En gros, une bonne règle à suivre est que si nous ressentons le besoin impérieux de parler, nous ne parlons pas. Le moment venu, la situation nous fera savoir quand il est temps de parler et nous pourrons alors faire profiter les autres de notre sagesse. Ironiquement, souvent, quand nous avons laissé une conversation suivre son cours, nous finissons par ne plus ressentir ensuite le besoin de dire quoi que ce soit.

C’est le dernier de ces quatre principes de l’enseignement de Suzuki Sensei. Je voudrais donc vous demander d’en parler vous-même. Je veux entendre ce que vous avez à dire. Vous pouvez avoir une question, ou vous pouvez avoir un commentaire. 

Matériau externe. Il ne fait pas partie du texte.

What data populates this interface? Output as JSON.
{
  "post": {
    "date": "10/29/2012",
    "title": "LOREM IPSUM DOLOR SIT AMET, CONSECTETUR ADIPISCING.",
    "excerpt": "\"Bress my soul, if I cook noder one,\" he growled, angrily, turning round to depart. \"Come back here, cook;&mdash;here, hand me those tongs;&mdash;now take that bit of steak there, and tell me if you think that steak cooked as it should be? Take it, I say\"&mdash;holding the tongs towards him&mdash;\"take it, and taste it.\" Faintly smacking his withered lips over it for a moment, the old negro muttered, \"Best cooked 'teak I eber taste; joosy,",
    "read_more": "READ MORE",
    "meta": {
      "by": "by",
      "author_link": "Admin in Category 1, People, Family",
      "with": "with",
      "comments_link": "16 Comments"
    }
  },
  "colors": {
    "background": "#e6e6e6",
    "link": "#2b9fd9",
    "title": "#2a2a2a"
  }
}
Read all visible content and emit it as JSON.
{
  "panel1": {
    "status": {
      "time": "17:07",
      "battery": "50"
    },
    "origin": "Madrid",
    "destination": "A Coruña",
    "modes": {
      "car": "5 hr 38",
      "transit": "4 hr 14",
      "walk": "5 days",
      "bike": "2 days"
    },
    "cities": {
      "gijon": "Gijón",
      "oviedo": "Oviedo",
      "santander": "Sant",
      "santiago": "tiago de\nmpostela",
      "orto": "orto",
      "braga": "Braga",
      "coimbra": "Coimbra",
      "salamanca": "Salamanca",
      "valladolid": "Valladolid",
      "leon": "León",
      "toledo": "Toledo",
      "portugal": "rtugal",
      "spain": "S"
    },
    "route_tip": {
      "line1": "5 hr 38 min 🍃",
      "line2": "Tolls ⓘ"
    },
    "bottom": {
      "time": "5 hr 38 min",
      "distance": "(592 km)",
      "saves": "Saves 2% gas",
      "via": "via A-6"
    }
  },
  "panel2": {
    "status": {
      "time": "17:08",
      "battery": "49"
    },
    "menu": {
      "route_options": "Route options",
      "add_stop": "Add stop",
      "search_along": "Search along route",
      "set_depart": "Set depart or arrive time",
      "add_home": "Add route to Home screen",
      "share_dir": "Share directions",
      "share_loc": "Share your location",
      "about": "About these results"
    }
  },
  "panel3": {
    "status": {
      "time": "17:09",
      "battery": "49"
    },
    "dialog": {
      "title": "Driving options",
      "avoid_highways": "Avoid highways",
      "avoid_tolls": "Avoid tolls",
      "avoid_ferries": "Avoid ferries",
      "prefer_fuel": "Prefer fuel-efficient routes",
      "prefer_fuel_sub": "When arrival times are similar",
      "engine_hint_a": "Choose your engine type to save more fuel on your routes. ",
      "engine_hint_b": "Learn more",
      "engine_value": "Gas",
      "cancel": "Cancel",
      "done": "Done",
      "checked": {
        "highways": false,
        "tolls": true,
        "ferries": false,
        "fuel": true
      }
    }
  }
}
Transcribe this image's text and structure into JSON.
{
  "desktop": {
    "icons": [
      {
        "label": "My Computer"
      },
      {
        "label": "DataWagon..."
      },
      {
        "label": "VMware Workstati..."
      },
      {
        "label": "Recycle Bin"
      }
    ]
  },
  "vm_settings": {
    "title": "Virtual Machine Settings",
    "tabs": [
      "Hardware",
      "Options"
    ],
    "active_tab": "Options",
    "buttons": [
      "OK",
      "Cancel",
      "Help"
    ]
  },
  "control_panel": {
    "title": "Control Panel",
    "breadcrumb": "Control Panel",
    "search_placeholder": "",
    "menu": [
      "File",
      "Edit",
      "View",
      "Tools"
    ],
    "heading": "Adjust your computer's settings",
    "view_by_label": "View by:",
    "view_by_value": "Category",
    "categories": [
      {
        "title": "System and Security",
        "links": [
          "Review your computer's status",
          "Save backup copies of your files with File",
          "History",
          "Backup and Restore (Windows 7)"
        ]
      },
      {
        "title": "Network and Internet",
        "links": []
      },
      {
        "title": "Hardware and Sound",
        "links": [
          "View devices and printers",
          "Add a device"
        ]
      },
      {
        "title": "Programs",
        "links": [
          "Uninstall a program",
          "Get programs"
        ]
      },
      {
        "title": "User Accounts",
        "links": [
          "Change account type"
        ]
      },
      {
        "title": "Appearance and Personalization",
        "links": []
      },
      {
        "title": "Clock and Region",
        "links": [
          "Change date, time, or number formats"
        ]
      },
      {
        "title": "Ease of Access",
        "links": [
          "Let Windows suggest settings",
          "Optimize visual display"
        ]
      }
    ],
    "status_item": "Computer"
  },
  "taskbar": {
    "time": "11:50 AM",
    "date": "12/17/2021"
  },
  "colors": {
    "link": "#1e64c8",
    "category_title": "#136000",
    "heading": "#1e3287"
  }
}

Étudiant : Bonjour Sensei. Le besoin que nous pouvons ressentir de s’impliquer dans quelque chose, de parler ou de ne pas parler, sans se préoccuper des conséquences de parler ou de se taire, est parfois basée sur le raisonnement « Serait-il mieux simplement de ne pas le faire ou devrais-je le faire tout en choisissant soigneusement mes mots ? ». Cela peut mener à la confusion. 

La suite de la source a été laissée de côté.